Prime Minister Hun Sen yesterday said that Cambodia conducted a free and fair election on Sunday with a higher voter turnout. However, the Grassroots Democratic Party alleged that the election was not up to a standard.
Mr Hun Sen said on Facebook 82.89 percent of voters cast ballots and 20 parties contested the election, clearly showing the majority of Cambodian people took part in multiparty democracy.
“Cambodia determined its fate through a free and fair election,” he added. “People showed great will in exercising their right to vote for any political party they liked without pressure or coercion.”
“Cambodia is an independent and sovereign country and will continue to hold an election every five years so that all people have a chance to vote and determine the country’s fate freely,” he said.
Meanwhile, the GDP denounced the election in a statement, saying that it was not free or fair because of the absence of the outlawed CNRP and due to intimidation.
“The GDP knew in advance that the election was not fully up to a free and fair standard because of the CNRP’s dissolution, civil society organisation intimidated, restrictions on the freedom of the press and state infrastructure being used for campaigning,” it said in the statement.
“However, the GDP decided to contest the election because we wanted to nurture a new political culture and give Cambodian people a new chance,” it added.
According to preliminary National Election Committee results, more than 6.9 million people cast ballots on Sunday.
The NEC said the CPP secured 76.78 percent of votes nationwide.
Sam Inn, the GDP’s secretary-general, said that his party could not conclude whether the voter turnout of 82.89 percent was right because no trusted election watchdogs observed the election.
“We cannot conclude the voter turnout rate is entirely correct because we don’t have enough observers and no civil society organisations we trust took part,” Mr Inn said. “If the ruling CPP wins all parliamentary seats, democratic process will be affected because there is no opposition voice.”
Two local election watchdogs – Comfrel and Nicfec – opted not to observe the election due to being blacklisted after the 2017 commune elections.
The election on Sunday was met with mixed views internationally.
On Monday, both Canada and the US slammed it as neither free nor fair, but both China and Russia issued statements in support of the poll.
Yesterday, the French government said in a statement that it regretted that the elections were held in an environment that did not allow the CNRP, media or civil society organisations to function unimpeded.

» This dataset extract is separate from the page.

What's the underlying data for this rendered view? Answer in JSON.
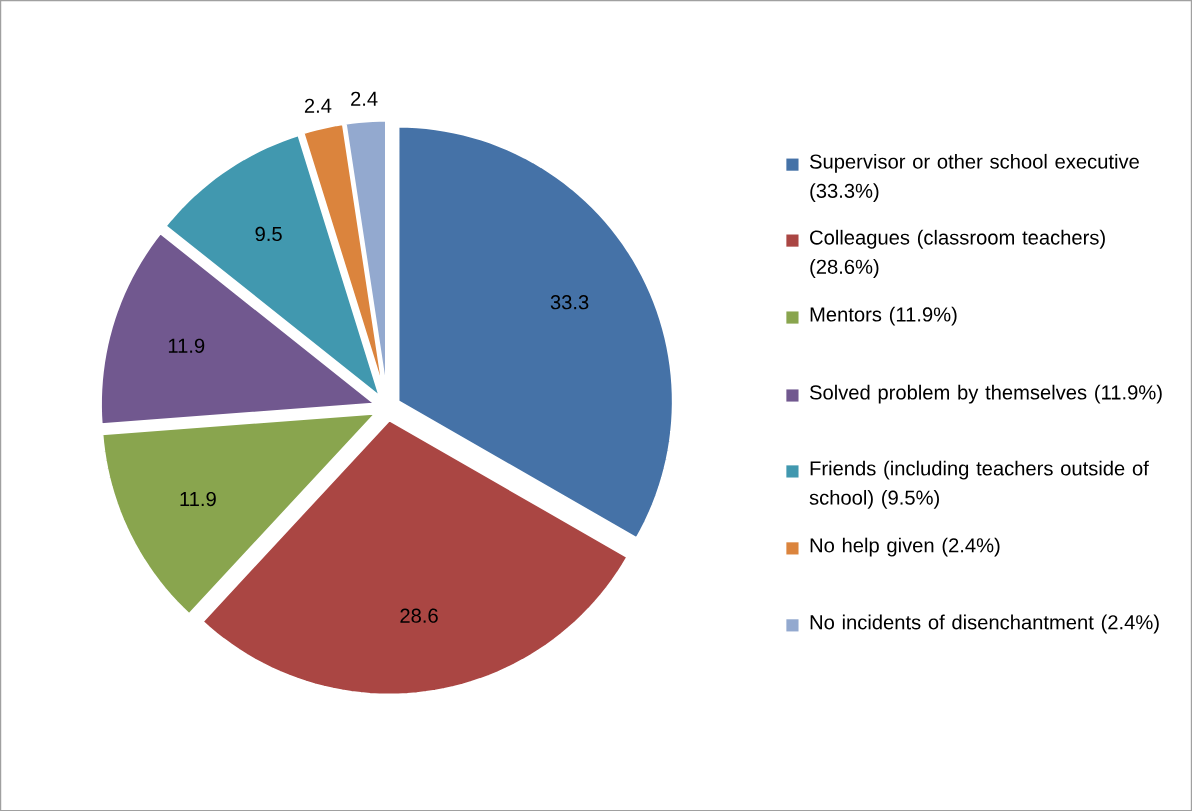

“France regrets the fact that the Cambodia parliamentary elections took place without the main opposition party,” said French foreign ministry deputy spokesman Alexandre Giorgini. “We urge the Cambodian authorities to respect the fundamental rights that will guarantee a credible democratic process.”
The Foreign Affairs Ministry yesterday hit back at the critics, saying that the high turnout meant the election was legitimate.
“By generally accepted standards, the first criterion for the legitimacy of an election is the participation rate of registered voters,” the ministry said in a statement. “This exceptional high turnout rate is truly a reflection of a strong confidence of the citizens in the electoral process and in the NEC.”
“The ministry would like to point out that this voter participation rate exceeds, sometimes by far, those in several Western democracies, including some of which that are strongly critical of the Cambodian election now,” it added. “The ministry regrets the politically motivated assessments of some foreign governments who refused to send observers and instead declared from the beginning until the end that the election was not free and fair.”